La visione di forma e materia, unite in maniera indissolubile. Noi siamo quello che abbiamo visto e potuto fare, per cui in una ricetta rientra la tradizione e il territorio, ma non basta.
La cultura del cibo e la tecnica devono, poi, confrontarsi con la composizione; è lì che scatta la capacità o meno di essere artisti. C’è una differenza enorme tra esecutore e compositore. Quello di cui abbiamo più bisogno sono cuochi che sappiano cucinare bene e fare salute. Se non tutti i cuochi diventano artisti, non sarà certo l’arte a soffrirne.
Nell’ispirazione di un piatto seguo l’istinto, mi lascio provocare dalle situazioni, dalla curiosità, dalle coincidenze.

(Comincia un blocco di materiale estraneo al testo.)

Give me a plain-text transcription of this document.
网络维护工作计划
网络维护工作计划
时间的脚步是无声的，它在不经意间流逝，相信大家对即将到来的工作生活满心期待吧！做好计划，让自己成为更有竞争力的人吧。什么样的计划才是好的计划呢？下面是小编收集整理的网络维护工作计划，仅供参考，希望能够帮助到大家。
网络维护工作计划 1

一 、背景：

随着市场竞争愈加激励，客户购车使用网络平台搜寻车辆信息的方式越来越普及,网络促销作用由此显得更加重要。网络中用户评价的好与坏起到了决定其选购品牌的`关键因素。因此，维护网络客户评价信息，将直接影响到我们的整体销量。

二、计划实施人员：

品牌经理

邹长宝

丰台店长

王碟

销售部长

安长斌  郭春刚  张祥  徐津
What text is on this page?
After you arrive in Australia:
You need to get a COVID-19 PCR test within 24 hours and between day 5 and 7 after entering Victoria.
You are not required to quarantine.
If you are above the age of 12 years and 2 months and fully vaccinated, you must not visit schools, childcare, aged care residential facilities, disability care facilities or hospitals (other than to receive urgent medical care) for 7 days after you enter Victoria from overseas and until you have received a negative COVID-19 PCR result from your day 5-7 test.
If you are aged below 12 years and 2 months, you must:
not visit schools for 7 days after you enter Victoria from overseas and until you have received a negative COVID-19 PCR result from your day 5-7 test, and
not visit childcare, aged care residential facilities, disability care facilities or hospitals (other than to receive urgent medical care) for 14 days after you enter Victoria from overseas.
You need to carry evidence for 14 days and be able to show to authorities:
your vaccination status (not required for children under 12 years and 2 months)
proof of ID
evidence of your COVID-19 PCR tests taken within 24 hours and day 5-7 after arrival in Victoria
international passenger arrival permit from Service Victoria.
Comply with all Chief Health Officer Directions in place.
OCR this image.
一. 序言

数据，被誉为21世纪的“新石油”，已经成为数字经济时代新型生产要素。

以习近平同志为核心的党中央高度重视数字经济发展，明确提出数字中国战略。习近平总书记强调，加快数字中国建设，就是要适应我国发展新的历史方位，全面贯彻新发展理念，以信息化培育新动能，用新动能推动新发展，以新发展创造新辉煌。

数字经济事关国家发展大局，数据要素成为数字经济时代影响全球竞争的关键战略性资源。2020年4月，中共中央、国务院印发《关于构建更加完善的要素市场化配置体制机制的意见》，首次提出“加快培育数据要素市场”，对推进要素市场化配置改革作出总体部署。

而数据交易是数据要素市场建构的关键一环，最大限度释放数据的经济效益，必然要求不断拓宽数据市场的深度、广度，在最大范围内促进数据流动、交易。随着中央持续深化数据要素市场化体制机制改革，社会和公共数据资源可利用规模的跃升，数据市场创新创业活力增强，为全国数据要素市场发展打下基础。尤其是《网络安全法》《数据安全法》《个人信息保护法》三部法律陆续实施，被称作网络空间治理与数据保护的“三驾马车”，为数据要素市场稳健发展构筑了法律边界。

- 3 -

A volte, lo spunto è nato da un quadro come con Fontana, Manzoni, Hsiao Chin, Pollock. I piatti, ispirati all’arte nascono da un’associazione visiva, quando l’immagine del quadro entra in contatto con la materia usata dal cuoco e con le sue mani. All’inizio è soprattutto una superficie, un volume, una tavolozza di colori. Poi l’immaginazione si mette al lavoro e cerco come rendere quell’effetto, quell’emozione. Allora, pur facendo una cosa diversa, avverto fortissima la vicinanza con l’altro, pittore o scultore che sia. In questo caso, ha funzionato una fraternità di spirito, ma in altre occasioni l’ispirazione può nascere alla vista di una montagna, di un oggetto, di un paesaggio.
Mi capita, anche, di rimanere fulminato da un piatto, per la forma o il colore. Lo compro e lo lascio sul tavolo fino al giorno in cui forma e colore chiameranno a sé una ricetta. Il che non significa privilegiare la cornice, ma concepire, comporre appunto, anche in funzione del supporto.
Ricapitolando, prima di tutto occorre avere la materia dentro e conoscere a menadito le tecniche, sapere cosa nasce in quel determinato microclima, poi trovare l’idea e comporre.
Molti sbagliano, perché pensano che comporre sia decorare. Nulla di più sciocco.
La mia arte è arte della semplicità, cerca di dare corpo alla purezza. Per questo motivo ho rivalutato la gestualità in sala e l’arte di trinciare. Meno ghiribizzi nel piatto, più sostanza, più verità.
L’arte è il porsi in opera della verità. L’ho scritto in fondo al Decalogo del cuoco, perché i “dieci comandamenti” sono spirito e norma, parlano di grandi orizzonti, ma non tralasciano la buona pratica delle cose. Ogni linguaggio, compreso quello della cucina, può diventare arte, quando la conoscenza della materia e delle tecniche siano assolute e quando l’urgenza di dire superi il piano individuale e diventi universale. Con gli artisti si sta sempre bene ed è facile diventare amici. Si può discutere, ci si può infervorare, senza per questo essere aggressivi. L’arte predispone alla vera tolleranza in cui il confronto si svolge sul piano delle idee e non contro le persone.